If a large number of leaf node machines send requests to a central root node then that root node can become overwhelmed:
- The CPU becomes a bottleneck, for either processing requests or sending replies, because it can't possibly deal with the flood of requests.
- The network interface becomes a bottleneck because a wide fan-in causes TCP drops and retransmissions, which causes latency. Then clients start retrying requests which quickly causes a spiral of death in an undisciplined system.
One solution to this problem is a strategy given by Dr. Jeff Dean, Head of Google's School of Infrastructure Wizardry, in this Stanford video presentation: Tree Distribution of Requests and Responses.
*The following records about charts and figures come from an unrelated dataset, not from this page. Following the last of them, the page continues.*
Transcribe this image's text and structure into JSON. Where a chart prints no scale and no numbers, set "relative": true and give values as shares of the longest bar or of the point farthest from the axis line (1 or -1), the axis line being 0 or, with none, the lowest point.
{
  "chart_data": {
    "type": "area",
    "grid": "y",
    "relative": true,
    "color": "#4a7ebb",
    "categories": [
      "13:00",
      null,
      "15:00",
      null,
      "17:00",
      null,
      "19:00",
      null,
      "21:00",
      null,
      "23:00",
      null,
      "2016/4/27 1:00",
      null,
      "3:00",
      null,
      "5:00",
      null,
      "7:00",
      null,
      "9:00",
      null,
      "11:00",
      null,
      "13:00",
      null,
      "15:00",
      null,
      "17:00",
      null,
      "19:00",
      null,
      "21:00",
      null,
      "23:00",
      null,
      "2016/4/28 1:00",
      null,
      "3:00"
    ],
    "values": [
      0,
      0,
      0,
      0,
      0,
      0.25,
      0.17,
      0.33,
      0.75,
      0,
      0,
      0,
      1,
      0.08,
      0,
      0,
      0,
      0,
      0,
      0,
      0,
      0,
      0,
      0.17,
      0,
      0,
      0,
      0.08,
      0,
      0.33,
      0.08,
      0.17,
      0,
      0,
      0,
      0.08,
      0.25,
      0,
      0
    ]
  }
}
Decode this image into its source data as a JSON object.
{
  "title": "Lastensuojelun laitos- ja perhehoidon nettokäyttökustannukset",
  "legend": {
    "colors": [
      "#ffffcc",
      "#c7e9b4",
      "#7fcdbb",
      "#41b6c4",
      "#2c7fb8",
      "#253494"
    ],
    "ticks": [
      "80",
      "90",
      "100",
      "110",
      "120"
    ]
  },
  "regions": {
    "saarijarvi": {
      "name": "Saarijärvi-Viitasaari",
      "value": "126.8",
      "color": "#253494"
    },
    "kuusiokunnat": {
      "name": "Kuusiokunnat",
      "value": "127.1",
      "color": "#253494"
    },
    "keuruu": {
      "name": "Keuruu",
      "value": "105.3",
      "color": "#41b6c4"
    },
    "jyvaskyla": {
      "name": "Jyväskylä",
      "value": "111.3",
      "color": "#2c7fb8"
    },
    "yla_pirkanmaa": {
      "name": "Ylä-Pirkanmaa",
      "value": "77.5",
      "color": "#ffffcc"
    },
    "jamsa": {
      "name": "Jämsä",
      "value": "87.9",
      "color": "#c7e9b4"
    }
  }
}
Instead of having a root node connected to leaves in a flat topology, the idea is to create a tree of nodes. So a root node talks to a number of parent nodes and the parent nodes talk to a number of leaf nodes. Requests are pushed down the tree through the parents and only hit a subset of the leaf nodes.
With this solution:
- Fan-in at each level of the tree is manageable. The CPU cost of processing requests and responses is spread out across all the parents, which reduces the CPU and network bottlenecks.
- Response filtering and data reduction. Ideally the parent can provide a level of response filtering so the root only sees a subset of the response data. This further reduces the network and CPU needed by the root.
- Collocation. The parent can be collocated with leaves on one rack, which keeps all that traffic off your datacenter networks.
In Google's search system, for example:
- Leaves generate their best 10 or 15 responses.
- Parents return the best 20-30 responses out of the 30 leaves the parent is responsible for.
- This is a large degree of data reduction compared to the case the root had to process all that data directly.